Auto generalization
My current strategy is two-legged. The first leg is to find papers with benchmarks that current LLMs struggle with, and show my Turing complete LLM can solve these. The second is to show that it can solve challenges that current LLMs are good at.
One of these things is that LLMs are really good at answering questions if they have enough knowledge of a problem. If we ask ChatGPT how it have knowledge about cities it answers this:
" I rely on knowledge encoded from geographic and linguistic data up to my training cutoff (mid-2024), which includes global place name databases such as Geonames, Wikidata, national census gazetteers, and academic or development sources (e.g., UN and World Bank geographic datasets).
So when you mentioned “Boulma,” I recognized it as matching entries from Burkina Faso, where several small villages with that name appear in those official datasets.
I didn’t search the web — it’s based on general geographic knowledge and structured data I was trained on."
So given the same data point multiple times, and having more data than variables, it starts to generalize and memorize knowledge. I went to google maps, to see if there was any small village in any part of the world it didn't know of, and I didn't succeed. It was also very hard, but not impossible to make it hallucinate about cities that didn't exist. Usually it would reply:
"There isn’t a well-documented town or city named Tahouali in standard global or regional geographic databases."
Auto generalization
But to replicate that behaviour we need a lot of training time. So what if we instead of having a lot of knowledge, only had very little, and forced the LLM to find the structure?
In this test I had only 28 cities and their corresponding countries. And the different ways to ask about them:
"Madrid is in which country?",
"Where is Moscow located?",
"What nation is Vienna part of?",
"Where is Berlin located?",
"What nation is Beijing part of?"
The test was the same cities, but with different way of asking. When trained normally with a auto-regressive RNN, the test accuracy was 0 to 5%. That make sense since it just learn to memorize the question, and supply the answer.
So how can we get the test accuracy up, without having more training data?
This is solved by having the idea we have knowledge and representation. So we generate different test sets we use for different purposes, and each test set have all the knowledge (in this case city/country pairs), but each set have a different expression of that knowledge.
We have 4 different sets:
- General training
- Producer
- Generalizer
- Reinforcement
And then of course a set used for testing, that is not used when training at all.

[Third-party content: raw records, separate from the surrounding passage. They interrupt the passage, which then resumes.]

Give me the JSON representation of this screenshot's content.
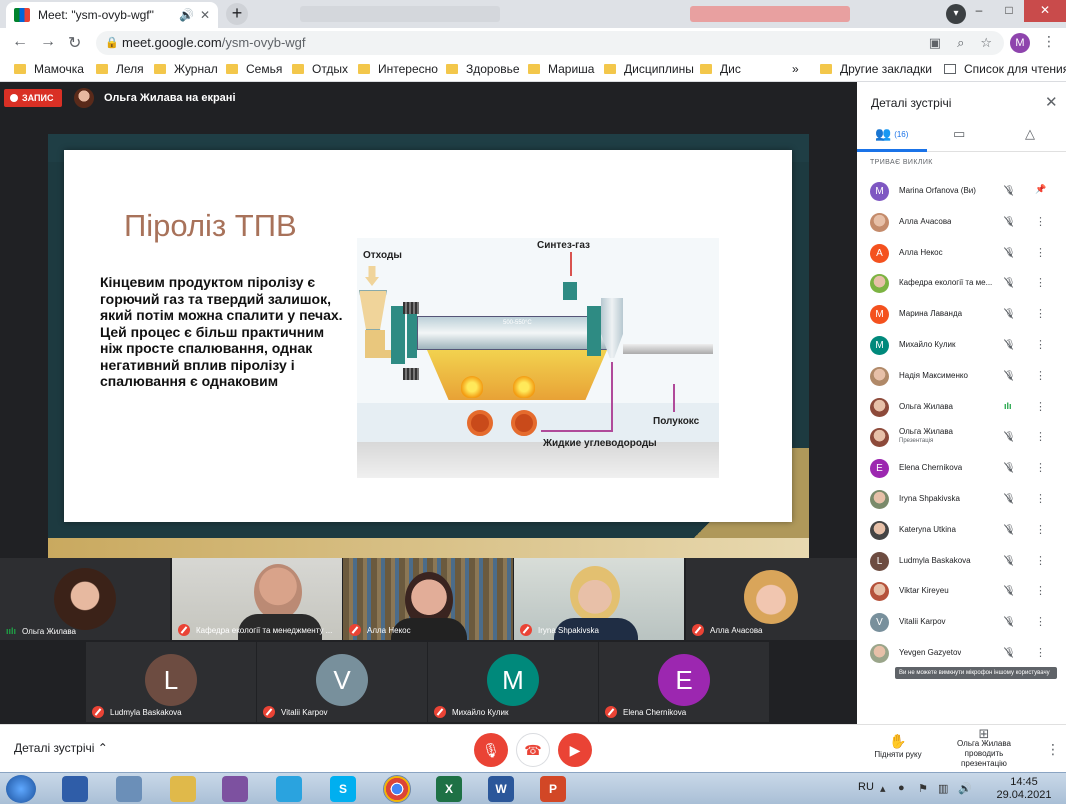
{
  "browser": {
    "tab_title": "Meet: \"ysm-ovyb-wgf\"",
    "tab_audio_icon": "speaker-icon",
    "tab_close": "✕",
    "new_tab": "+",
    "url_host": "meet.google.com",
    "url_path": "/ysm-ovyb-wgf",
    "profile_initial": "M"
  },
  "bookmarks": {
    "items": [
      "Мамочка",
      "Леля",
      "Журнал",
      "Семья",
      "Отдых",
      "Интересно",
      "Здоровье",
      "Мариша",
      "Дисциплины",
      "Дис"
    ],
    "overflow": "»",
    "other": "Другие закладки",
    "reading_list": "Список для чтения"
  },
  "meet": {
    "recording": "ЗАПИС",
    "presenter_label": "Ольга Жилава на екрані"
  },
  "slide": {
    "title": "Піроліз ТПВ",
    "body": "Кінцевим продуктом піролізу є горючий газ та твердий залишок, який потім можна спалити у печах. Цей процес є більш практичним ніж просте спалювання, однак негативний вплив піролізу і спалювання є однаковим",
    "diagram": {
      "waste": "Отходы",
      "syngas": "Синтез-газ",
      "temperature": "500-550°C",
      "semicoke": "Полукокс",
      "hydrocarbons": "Жидкие углеводороды"
    }
  },
  "tiles": {
    "row1": [
      {
        "name": "Ольга Жилава",
        "mic": "on"
      },
      {
        "name": "Кафедра екології та менеджменту ...",
        "mic": "off"
      },
      {
        "name": "Алла Некос",
        "mic": "off"
      },
      {
        "name": "Iryna Shpakivska",
        "mic": "off"
      },
      {
        "name": "Алла Ачасова",
        "mic": "off"
      }
    ],
    "row2": [
      {
        "name": "Ludmyla Baskakova",
        "initial": "L",
        "color": "#6d4c41"
      },
      {
        "name": "Vitalii Karpov",
        "initial": "V",
        "color": "#78909c"
      },
      {
        "name": "Михайло Кулик",
        "initial": "M",
        "color": "#00897b"
      },
      {
        "name": "Elena Chernikova",
        "initial": "E",
        "color": "#9c27b0"
      }
    ]
  },
  "bottom": {
    "details": "Деталі зустрічі",
    "raise_hand": "Підняти руку",
    "presenting_line1": "Ольга Жилава",
    "presenting_line2": "проводить презентацію"
  },
  "panel": {
    "title": "Деталі зустрічі",
    "people_count": "(16)",
    "section": "ТРИВАЄ ВИКЛИК",
    "participants": [
      {
        "name": "Marina Orfanova (Ви)",
        "initial": "M",
        "color": "#7e57c2",
        "mic": "muted",
        "extra": "pin"
      },
      {
        "name": "Алла Ачасова",
        "photo": true,
        "color": "#c48b6b",
        "mic": "muted"
      },
      {
        "name": "Алла Некос",
        "initial": "А",
        "color": "#f4511e",
        "mic": "muted"
      },
      {
        "name": "Кафедра екології та ме...",
        "photo": true,
        "color": "#7cb342",
        "mic": "muted"
      },
      {
        "name": "Марина Лаванда",
        "initial": "М",
        "color": "#f4511e",
        "mic": "muted"
      },
      {
        "name": "Михайло Кулик",
        "initial": "М",
        "color": "#00897b",
        "mic": "muted"
      },
      {
        "name": "Надія Максименко",
        "photo": true,
        "color": "#b08968",
        "mic": "muted"
      },
      {
        "name": "Ольга Жилава",
        "photo": true,
        "color": "#8d4a3a",
        "mic": "speaking"
      },
      {
        "name": "Ольга Жилава",
        "sub": "Презентація",
        "photo": true,
        "color": "#8d4a3a",
        "mic": "muted"
      },
      {
        "name": "Elena Chernikova",
        "initial": "E",
        "color": "#9c27b0",
        "mic": "muted"
      },
      {
        "name": "Iryna Shpakivska",
        "photo": true,
        "color": "#7a8a6a",
        "mic": "muted"
      },
      {
        "name": "Kateryna Utkina",
        "photo": true,
        "color": "#444444",
        "mic": "muted"
      },
      {
        "name": "Ludmyla Baskakova",
        "initial": "L",
        "color": "#6d4c41",
        "mic": "muted"
      },
      {
        "name": "Viktar Kireyeu",
        "photo": true,
        "color": "#b5523b",
        "mic": "muted"
      },
      {
        "name": "Vitalii Karpov",
        "initial": "V",
        "color": "#78909c",
        "mic": "muted"
      },
      {
        "name": "Yevgen Gazyetov",
        "photo": true,
        "color": "#9aa58a",
        "mic": "muted"
      }
    ],
    "tooltip": "Ви не можете вимкнути мікрофон іншому користувачу"
  },
  "taskbar": {
    "lang": "RU",
    "time": "14:45",
    "date": "29.04.2021",
    "apps": [
      {
        "name": "media-player-icon",
        "label": "",
        "color": "#2f5da8"
      },
      {
        "name": "calculator-icon",
        "label": "",
        "color": "#6b8fb8"
      },
      {
        "name": "explorer-icon",
        "label": "",
        "color": "#e0b94a"
      },
      {
        "name": "viber-icon",
        "label": "",
        "color": "#7d51a0"
      },
      {
        "name": "telegram-icon",
        "label": "",
        "color": "#2aa3df"
      },
      {
        "name": "skype-icon",
        "label": "S",
        "color": "#00aff0"
      },
      {
        "name": "chrome-icon",
        "label": "",
        "color": "#db4437"
      },
      {
        "name": "excel-icon",
        "label": "X",
        "color": "#1e7145"
      },
      {
        "name": "word-icon",
        "label": "W",
        "color": "#2b579a"
      },
      {
        "name": "powerpoint-icon",
        "label": "P",
        "color": "#d24726"
      }
    ]
  },
  "colors": {
    "meet_red": "#ea4335",
    "accent_blue": "#1a73e8",
    "slide_title": "#a8725a"
  }
}
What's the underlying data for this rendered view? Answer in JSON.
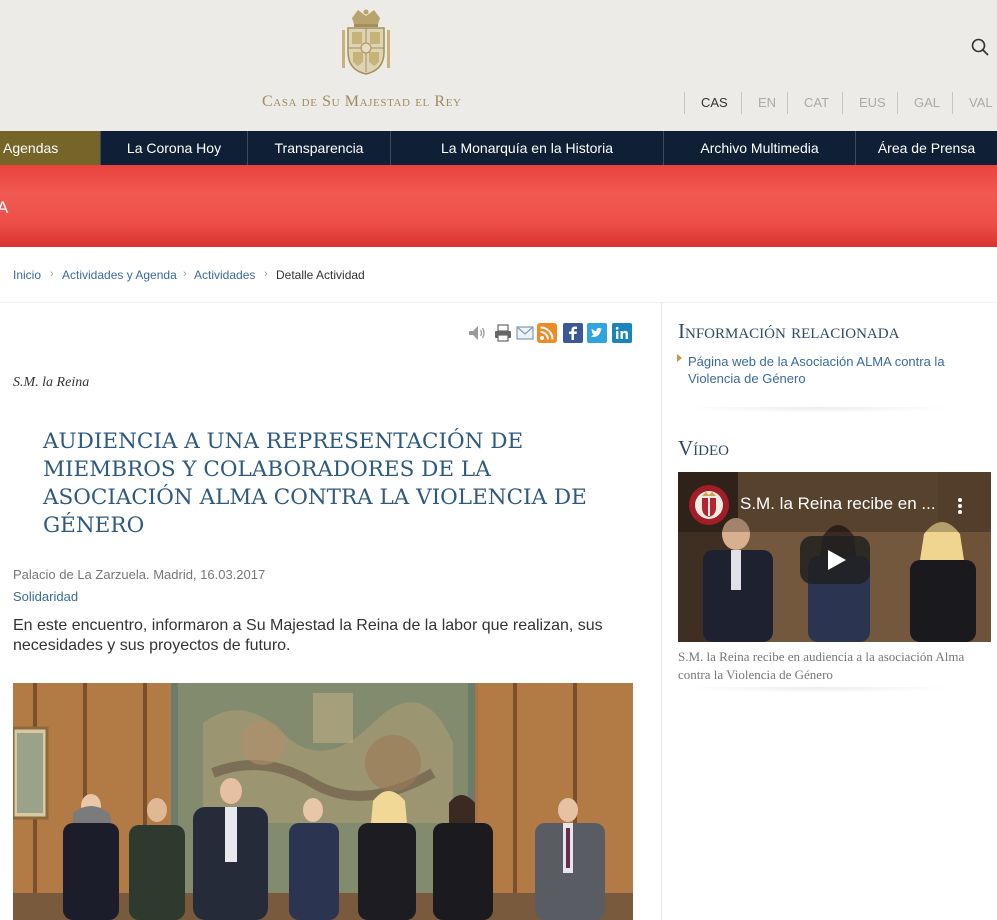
{
  "header": {
    "site_title": "Casa de Su Majestad el Rey",
    "search_icon": "search-icon",
    "crest_icon": "royal-crest-icon",
    "languages": [
      "CAS",
      "EN",
      "CAT",
      "EUS",
      "GAL",
      "VAL"
    ],
    "active_language": "CAS"
  },
  "nav": {
    "items": [
      "Agendas",
      "La Corona Hoy",
      "Transparencia",
      "La Monarquía en la Historia",
      "Archivo Multimedia",
      "Área de Prensa"
    ],
    "active": "Agendas"
  },
  "banner": {
    "partial_text": "A"
  },
  "breadcrumb": {
    "items": [
      "Inicio",
      "Actividades y Agenda",
      "Actividades",
      "Detalle Actividad"
    ]
  },
  "article": {
    "share_icons": [
      "audio-icon",
      "print-icon",
      "email-icon",
      "rss-icon",
      "facebook-icon",
      "twitter-icon",
      "linkedin-icon"
    ],
    "author": "S.M. la Reina",
    "title": "Audiencia a una representación de miembros y colaboradores de la Asociación ALMA contra la Violencia de Género",
    "meta": "Palacio de La Zarzuela. Madrid, 16.03.2017",
    "category": "Solidaridad",
    "lead": "En este encuentro, informaron a Su Majestad la Reina de la labor que realizan, sus necesidades y sus proyectos de futuro."
  },
  "sidebar": {
    "related_title": "Información relacionada",
    "related_link": "Página web de la Asociación ALMA contra la Violencia de Género",
    "video_title": "Vídeo",
    "video_overlay_title": "S.M. la Reina recibe en ...",
    "video_caption": "S.M. la Reina recibe en audiencia a la asociación Alma contra la Violencia de Género"
  },
  "colors": {
    "navy": "#0f2036",
    "gold": "#756528",
    "banner_red": "#ed4f48",
    "title_blue": "#2e5a7f",
    "link_blue": "#3a6aa0"
  }
}
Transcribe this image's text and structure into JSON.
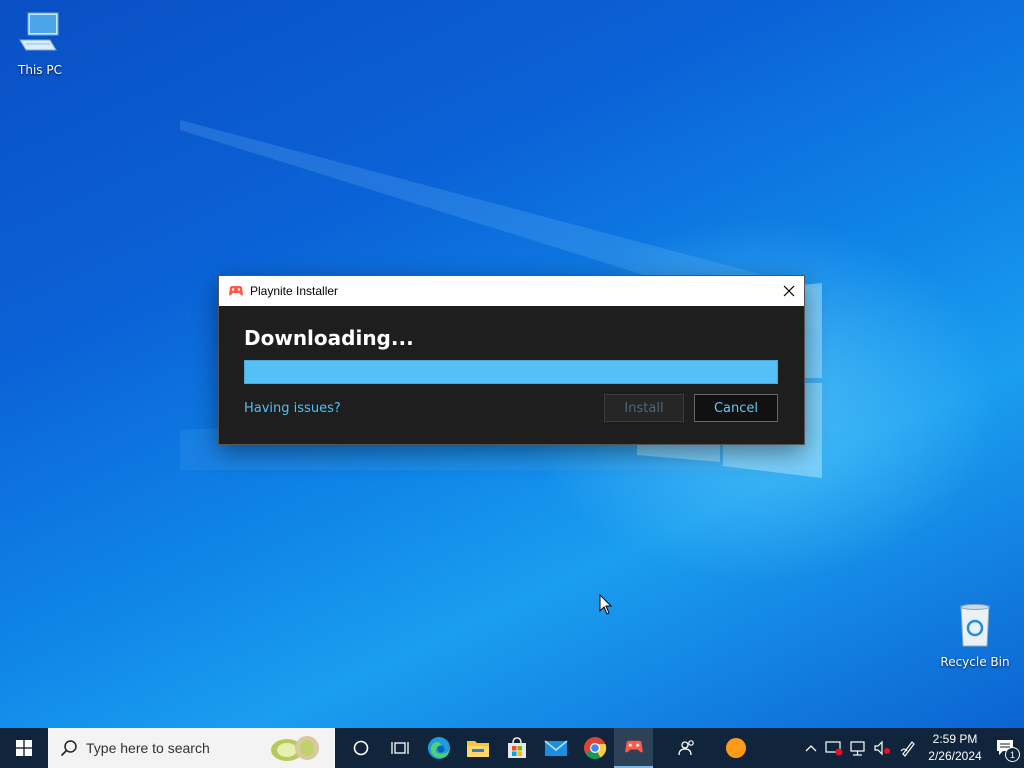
{
  "desktop": {
    "icons": [
      {
        "label": "This PC"
      },
      {
        "label": "Recycle Bin"
      }
    ]
  },
  "window": {
    "title": "Playnite Installer",
    "heading": "Downloading...",
    "progress_percent": 100,
    "issues_link": "Having issues?",
    "install_label": "Install",
    "cancel_label": "Cancel"
  },
  "taskbar": {
    "search_placeholder": "Type here to search",
    "apps": [
      "cortana-icon",
      "task-view-icon",
      "edge-icon",
      "file-explorer-icon",
      "store-icon",
      "mail-icon",
      "chrome-icon",
      "playnite-icon",
      "people-icon",
      "orange-app-icon"
    ],
    "clock_time": "2:59 PM",
    "clock_date": "2/26/2024",
    "notification_count": "1"
  },
  "colors": {
    "accent": "#55c0f5",
    "link": "#4fc0f8",
    "taskbar": "#10243b",
    "window_bg": "#1e1e1e"
  }
}
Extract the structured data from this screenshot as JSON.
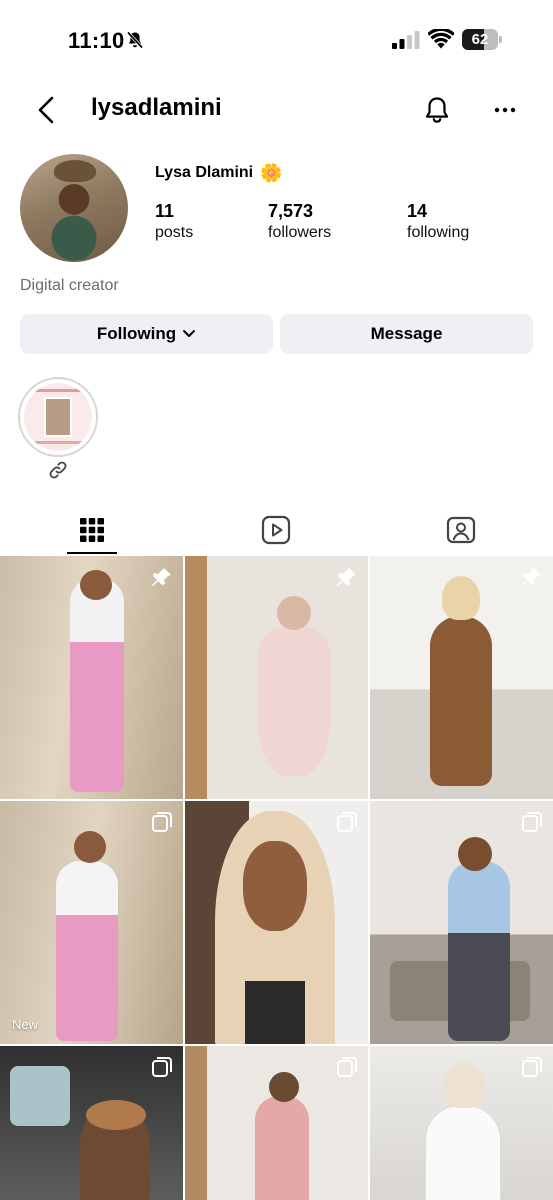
{
  "status_bar": {
    "time": "11:10",
    "battery_level": "62"
  },
  "header": {
    "username": "lysadlamini"
  },
  "profile": {
    "display_name": "Lysa Dlamini",
    "display_name_emoji": "🌼",
    "stats": [
      {
        "value": "11",
        "label": "posts"
      },
      {
        "value": "7,573",
        "label": "followers"
      },
      {
        "value": "14",
        "label": "following"
      }
    ],
    "bio": "Digital creator",
    "buttons": {
      "following_label": "Following",
      "message_label": "Message"
    }
  },
  "tabs": [
    {
      "icon": "grid-icon",
      "active": true
    },
    {
      "icon": "reels-icon",
      "active": false
    },
    {
      "icon": "tagged-icon",
      "active": false
    }
  ],
  "grid": {
    "new_label": "New",
    "posts": [
      {
        "badge": "pin-icon"
      },
      {
        "badge": "pin-icon"
      },
      {
        "badge": "pin-icon"
      },
      {
        "badge": "carousel-icon",
        "new": true
      },
      {
        "badge": "carousel-icon"
      },
      {
        "badge": "carousel-icon"
      },
      {
        "badge": "carousel-icon"
      },
      {
        "badge": "carousel-icon"
      },
      {
        "badge": "carousel-icon"
      }
    ]
  },
  "colors": {
    "button_bg": "#eef0f3",
    "secondary_text": "#6b6b6b"
  }
}
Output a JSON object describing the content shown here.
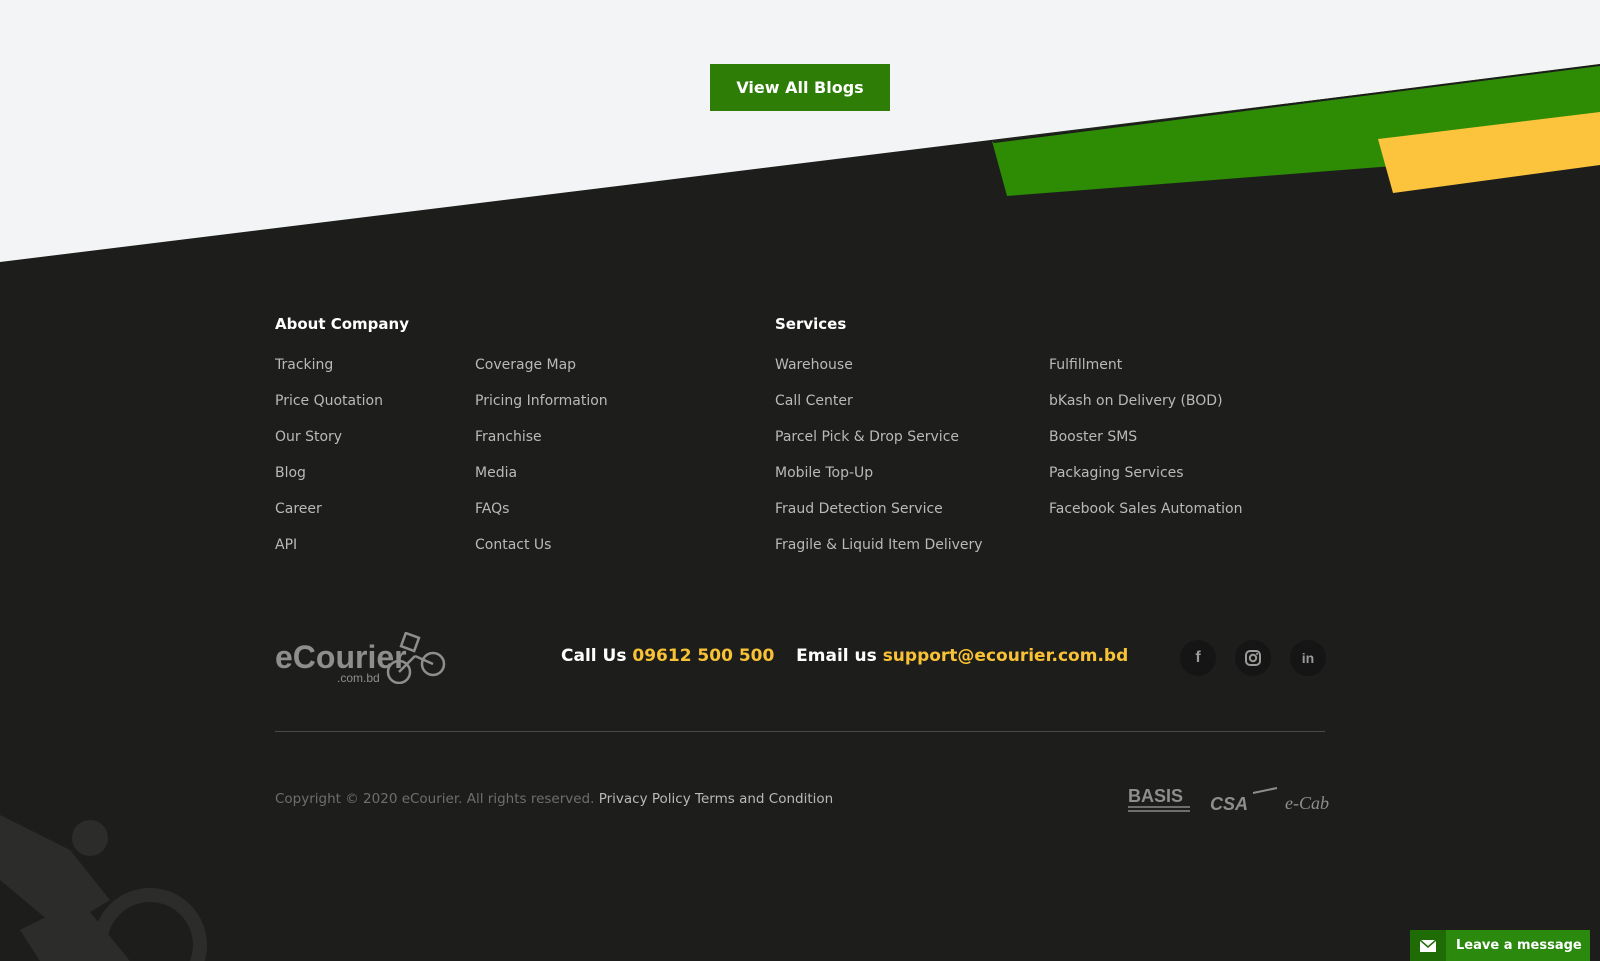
{
  "top_button": {
    "label": "View All Blogs"
  },
  "about": {
    "heading": "About Company",
    "col1": [
      "Tracking",
      "Price Quotation",
      "Our Story",
      "Blog",
      "Career",
      "API"
    ],
    "col2": [
      "Coverage Map",
      "Pricing Information",
      "Franchise",
      "Media",
      "FAQs",
      "Contact Us"
    ]
  },
  "services": {
    "heading": "Services",
    "col1": [
      "Warehouse",
      "Call Center",
      "Parcel Pick & Drop Service",
      "Mobile Top-Up",
      "Fraud Detection Service",
      "Fragile & Liquid Item Delivery"
    ],
    "col2": [
      "Fulfillment",
      "bKash on Delivery (BOD)",
      "Booster SMS",
      "Packaging Services",
      "Facebook Sales Automation"
    ]
  },
  "logo": {
    "main": "eCourier",
    "sub": ".com.bd"
  },
  "contact": {
    "call_label": "Call Us",
    "phone": "09612 500 500",
    "email_label": "Email us",
    "email": "support@ecourier.com.bd"
  },
  "social": {
    "icons": [
      "facebook-icon",
      "instagram-icon",
      "linkedin-icon"
    ]
  },
  "footer": {
    "copyright": "Copyright © 2020 eCourier. All rights reserved.",
    "privacy": "Privacy Policy",
    "terms": "Terms and Condition"
  },
  "partners": {
    "basis": "BASIS",
    "csa": "CSA",
    "ecab": "e-Cab"
  },
  "chat_widget": {
    "label": "Leave a message"
  },
  "colors": {
    "green": "#2d7d06",
    "yellow": "#f9c134",
    "dark": "#1d1e1c",
    "light": "#f3f4f6"
  }
}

The core idea is that supervised learning is much easier than reinforcement, so we get as close as we can with supervised learning, and then in the last phase we use reinforcement.
The architecture is only for user/assistant style LLM. The autoregression runs until the assistant needs to answer. Then we have an information wall, which is just a vector, that we can adjust the hardness of with a single variable. And after the wall we have a producer network that produces the actual token in the response.
The idea is that when the wall is hit, some handover needs to be done between understanding the question and producing the answer. The phases are to get the two models co-operate. And phase5 is then to optimize for the hardest wall - which means the generalizer and producer needs to co-operate with minimal information exchange between them.
The wall can be illustrated in the following way.
When the strength of the wall increases the flow of information through it decreases. This is just a value from 0 to infinity, and the purpose of the reinforcement learning is to get the value as high as possible.
When trained on the set, we got these test accuracies:
Phase 1 and two: ~5%
Phase 3: ~15 %
Phase 4: ~60%
Phase5 beginning: After the RL have optimized for the new set, we get 90%, but before the wall have started to have an effect.
Phase5 end: 100% after the wall has forced generalization.
Conclusion
In conclusion we have a model that can be trained to generalization without having more data than variables, that a usual machine learning model requires. This is not a requirement for the Turing complete LLM to be ground breaking, but it can accelerate how fast it can achieve usefulness in different areas.